O Que Ficou Para Trás – O horror no real

A Netflix apresenta uma marcante estreia com o terror O Que Ficou Para Trás (His House, 2020), do diretor britânico Remi Weeks, que consegue repaginar o gênero de casa mal-assombrada com o tom de realidade urbana e drama social. A produção combina elementos familiares e novos para narrar uma trama que, ao mesmo tempo é perturbadora e humanizante.

Com o foco sobre um casal de imigrantes sudaneses, que fogem da guerra em busca de refúgio no Reino Unido e acabam por serem destinados a uma habitação temporária em Londres, em seus primeiros 20 minutos, o filme joga menos com um horror sobrenatural e mais com um drama humano apresentando todos os conflitos e horrores íntimos que envolvem uma situação de imigração, por parte do casal Bol (Sope Dirisu) e Rial (Wunmi Mosaku).

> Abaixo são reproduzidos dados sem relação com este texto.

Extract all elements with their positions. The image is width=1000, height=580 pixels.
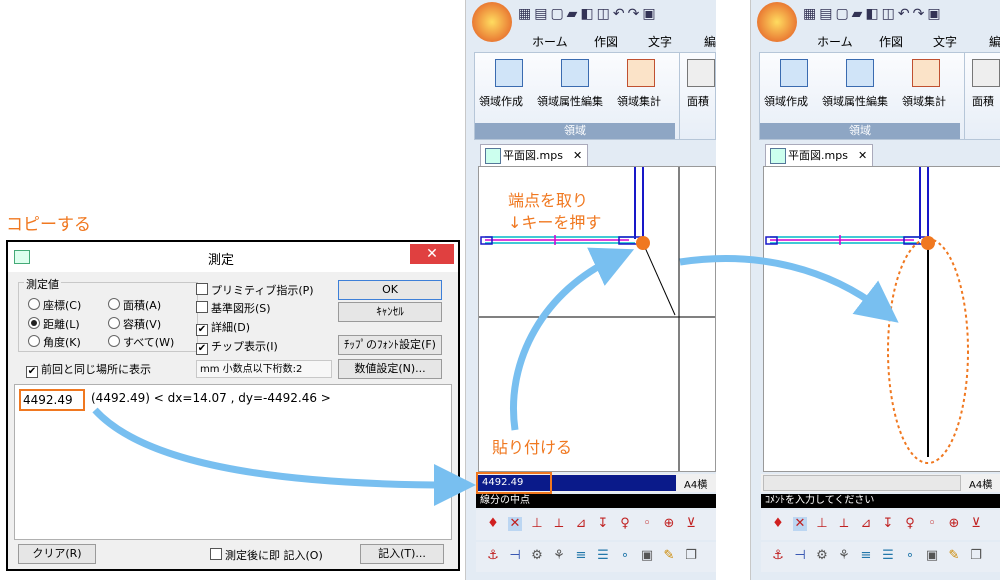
- before-to-after-arrow: [679, 255, 899, 323]
- paste-to-point-arrow: [510, 247, 635, 431]
- copy-to-paste-arrow: [92, 407, 476, 506]
- flow-arrows: [92, 247, 899, 506]
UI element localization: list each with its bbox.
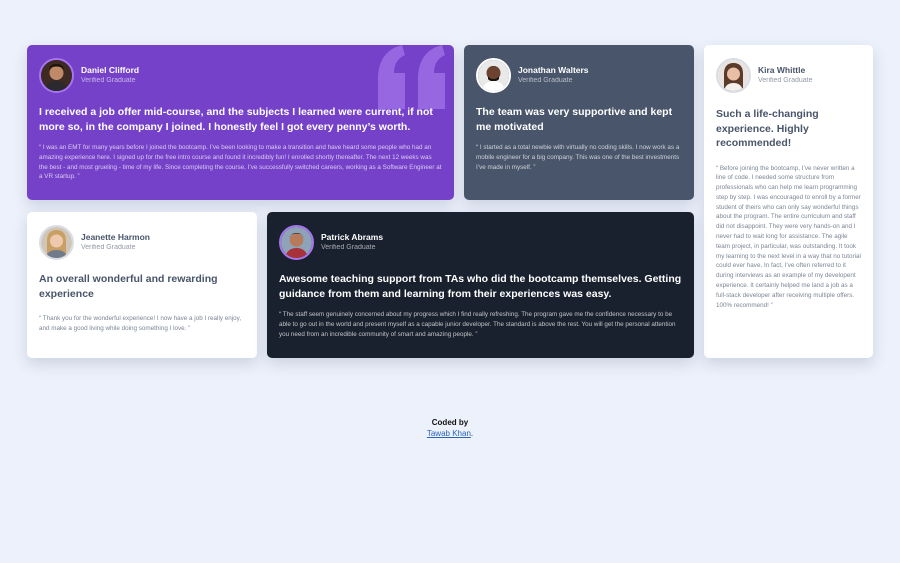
footer-suffix: . [470, 429, 474, 438]
testimonial-headline: Such a life-changing experience. Highly … [716, 108, 819, 149]
testimonial-body: “ Thank you for the wonderful experience… [39, 315, 242, 332]
testimonial-body: “ I was an EMT for many years before I j… [39, 144, 442, 181]
testimonial-body: “ Before joining the bootcamp, I’ve neve… [716, 164, 861, 309]
avatar [476, 57, 511, 93]
author-name: Kira Whittle [758, 64, 806, 75]
author-role: Verified Graduate [81, 243, 136, 251]
testimonial-body: “ I started as a total newbie with virtu… [476, 144, 680, 171]
avatar [39, 224, 74, 260]
author-block: Daniel Clifford Verified Graduate [39, 57, 442, 93]
author-role: Verified Graduate [518, 76, 573, 84]
author-block: Kira Whittle Verified Graduate [716, 57, 861, 93]
testimonial-card-jeanette: Jeanette Harmon Verified Graduate An ove… [27, 212, 257, 358]
author-name: Daniel Clifford [81, 64, 140, 75]
author-role: Verified Graduate [81, 76, 136, 84]
testimonial-headline: The team was very supportive and kept me… [476, 106, 673, 133]
testimonial-headline: Awesome teaching support from TAs who di… [279, 273, 682, 300]
author-link[interactable]: Tawab Khan [427, 429, 471, 438]
author-block: Patrick Abrams Verified Graduate [279, 224, 682, 260]
testimonial-card-jonathan: Jonathan Walters Verified Graduate The t… [464, 45, 694, 200]
testimonial-card-daniel: Daniel Clifford Verified Graduate I rece… [27, 45, 454, 200]
author-role: Verified Graduate [758, 76, 813, 84]
author-block: Jeanette Harmon Verified Graduate [39, 224, 245, 260]
author-block: Jonathan Walters Verified Graduate [476, 57, 682, 93]
testimonial-headline: I received a job offer mid-course, and t… [39, 106, 433, 133]
footer: Coded by Tawab Khan. [0, 417, 900, 439]
testimonial-card-patrick: Patrick Abrams Verified Graduate Awesome… [267, 212, 694, 358]
avatar [39, 57, 74, 93]
testimonial-body: “ The staff seem genuinely concerned abo… [279, 311, 676, 338]
testimonial-headline: An overall wonderful and rewarding exper… [39, 273, 218, 300]
testimonial-card-kira: Kira Whittle Verified Graduate Such a li… [704, 45, 873, 358]
author-name: Jeanette Harmon [81, 231, 150, 242]
avatar [716, 57, 751, 93]
footer-coded-by: Coded by [431, 418, 469, 427]
avatar [279, 224, 314, 260]
footer-credit: Tawab Khan. [0, 428, 900, 439]
author-role: Verified Graduate [321, 243, 376, 251]
author-name: Jonathan Walters [518, 64, 589, 75]
author-name: Patrick Abrams [321, 231, 384, 242]
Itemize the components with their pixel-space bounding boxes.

E o expectador vai se deparando com um conto perturbador e assombroso que habita entre eles. A inovação no aspecto desse gênero de filme, atraiu os olhos da Netflix, que furtivamente esteve presente no Festival de Sundance para comprar os diretos para inserção em seu catálogo.

Acompanhamos então a saga de um casal que arrisca tudo para fazer uma viagem noturna de barco em prol de uma vida segura, ou pelo menos o sonho de segurança longe de conflitos violentos em seu país. Entretanto, um acidente no mar os fez chegar às costas britânicas, já lamentando a perda da filha. 

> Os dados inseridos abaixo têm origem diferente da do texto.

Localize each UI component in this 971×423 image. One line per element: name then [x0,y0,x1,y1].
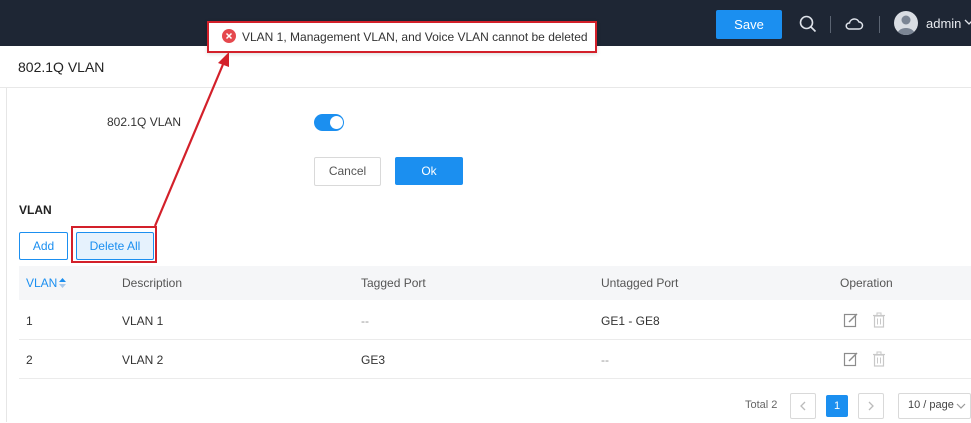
toggle-knob [330,116,343,129]
page-size-value: 10 / page [908,399,954,411]
table-cell-tagged-port: -- [361,314,369,328]
column-header-vlan[interactable]: VLAN [26,276,57,290]
chevron-down-icon[interactable] [964,17,971,27]
column-header-untagged-port: Untagged Port [601,276,679,290]
cancel-button[interactable]: Cancel [314,157,381,186]
column-header-description: Description [122,276,183,290]
edit-icon[interactable] [843,351,859,367]
pagination-total: Total 2 [745,399,778,411]
page-title: 802.1Q VLAN [18,59,105,75]
topbar-divider [830,16,831,33]
table-cell-untagged-port: -- [601,353,609,367]
section-title: VLAN [19,203,52,217]
sort-icon[interactable] [59,278,66,288]
table-cell-tagged-port: GE3 [361,353,386,367]
cloud-icon[interactable] [843,13,865,35]
delete-icon[interactable] [871,312,887,328]
error-icon [222,29,236,43]
error-message-text: VLAN 1, Management VLAN, and Voice VLAN … [242,30,588,44]
edit-icon[interactable] [843,312,859,328]
chevron-right-icon [868,401,874,411]
table-cell-vlan: 2 [26,353,33,367]
row-divider [19,339,971,340]
table-cell-untagged-port: GE1 - GE8 [601,314,660,328]
column-header-tagged-port: Tagged Port [361,276,426,290]
chevron-left-icon [800,401,806,411]
chevron-down-icon [956,403,966,409]
pagination-next-button[interactable] [858,393,884,419]
save-button[interactable]: Save [716,10,782,39]
user-name[interactable]: admin [926,16,961,31]
topbar-divider [879,16,880,33]
delete-icon[interactable] [871,351,887,367]
pagination-prev-button[interactable] [790,393,816,419]
ok-button[interactable]: Ok [395,157,463,185]
table-cell-description: VLAN 1 [122,314,164,328]
content-border [6,88,7,422]
pagination-page-current[interactable]: 1 [826,395,848,417]
add-button[interactable]: Add [19,232,68,260]
search-icon[interactable] [797,13,819,35]
column-header-operation: Operation [840,276,893,290]
user-icon [897,15,915,35]
highlight-box [71,226,157,263]
table-cell-description: VLAN 2 [122,353,164,367]
vlan-enable-label: 802.1Q VLAN [107,115,182,129]
table-cell-vlan: 1 [26,314,33,328]
row-divider [19,378,971,379]
avatar[interactable] [894,11,918,35]
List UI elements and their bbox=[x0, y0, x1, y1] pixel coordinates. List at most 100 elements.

Após, o resgate pela guarda costeira britânica, eles ficam presos em um centro de detenção, até receberem a oportunidade da concessão de uma casa própria pelo governo. A localidade é em um subúrbio sujo, o espaço visivelmente está em estado de abandono, mas mesmo assim, ainda é uma casa, onde eles podem se adaptar e transformar em um lar. A possibilidade inicial de conquista e alivio lentamente se transforma em medo, ao passo que eles começam a acreditar que não estão sozinhos. O Diretor consegue traçar uma história extremamente intensa e aterrorizante na vida do casal, tornando-a tão assustadora fora de casa quanto dentro. 

Ser um refugiado, em qualquer lugar que seja, sempre acaba por gerar choques sociais muitas vezes hostis, seja por questões culturais ou raciais. E isso é muito bem apresentado nos breves encontros com o mundo exterior em que se depara o casal.  Sendo essas situações quase tão espantosas quanto as chances de nos assustarmos com algo sobrenatural. Todavia, Weekes não inclina-se para uma caricatura, especialmente com o empático oficial habitacional , interpretado por Matt Smith, que apresenta, muitas vezes, lampejos de uma compreensão sincera com o Bol e Ria.

Estamos em um território fantástico, mas Weekes mantém um pé no mundo real o tempo todo. A assombração que ocorre é aquela que está ligada a algo que parece tangível, não apenas a tristeza pela morte de sua filha, mas o peso devastador da culpa do sobrevivente, por aqueles que foram deixados para trás ou perdidos ao longo do caminho. Embora às vezes Weekes confie em algumas táticas tradicionais de sustos no terror, ele consegue apresentar truques bem executados na manga, incluindo uma forte reviravolta que adiciona mais pungência à história , somado a um intrigante plano de fundo para todo universo em que está inserido o casal . 

A produção torna-se revigorante, por não seguir o caminho fácil ao que se estabelece para uma fórmula testada e comprovada no terror. Sentimos a presença de um cineasta que tem muito a dizer e muito a mostrar, apontando para uma carreira promissora dentro e fora do gênero. Sobre as atuações fortes e primorosas de Dirisu e Mosaku, só posso dizer que ambos dominam os papéis com grande empenho técnica e emocional, nos deixando fixos e atentos em suas jornadas, fato esse que muitas vezes são irrelevantes, diante da busca do susto vazio e constante para o espectador, como na maioria dos filmes de terror de casas assombradas. 

Com 93 minutos cravados, O Que Ficou Para Trás, usa o horror como uma ferramenta maravilhosa para abordar, sem ser cliché ou cansativo, questões em diferentes sentidos do terror, um terror real e palpável que está na sociedade e um terror interno, quase místico que habita conosco.  Uma ótima opção para remexer com questões interiores e exteriores em nossas vidas.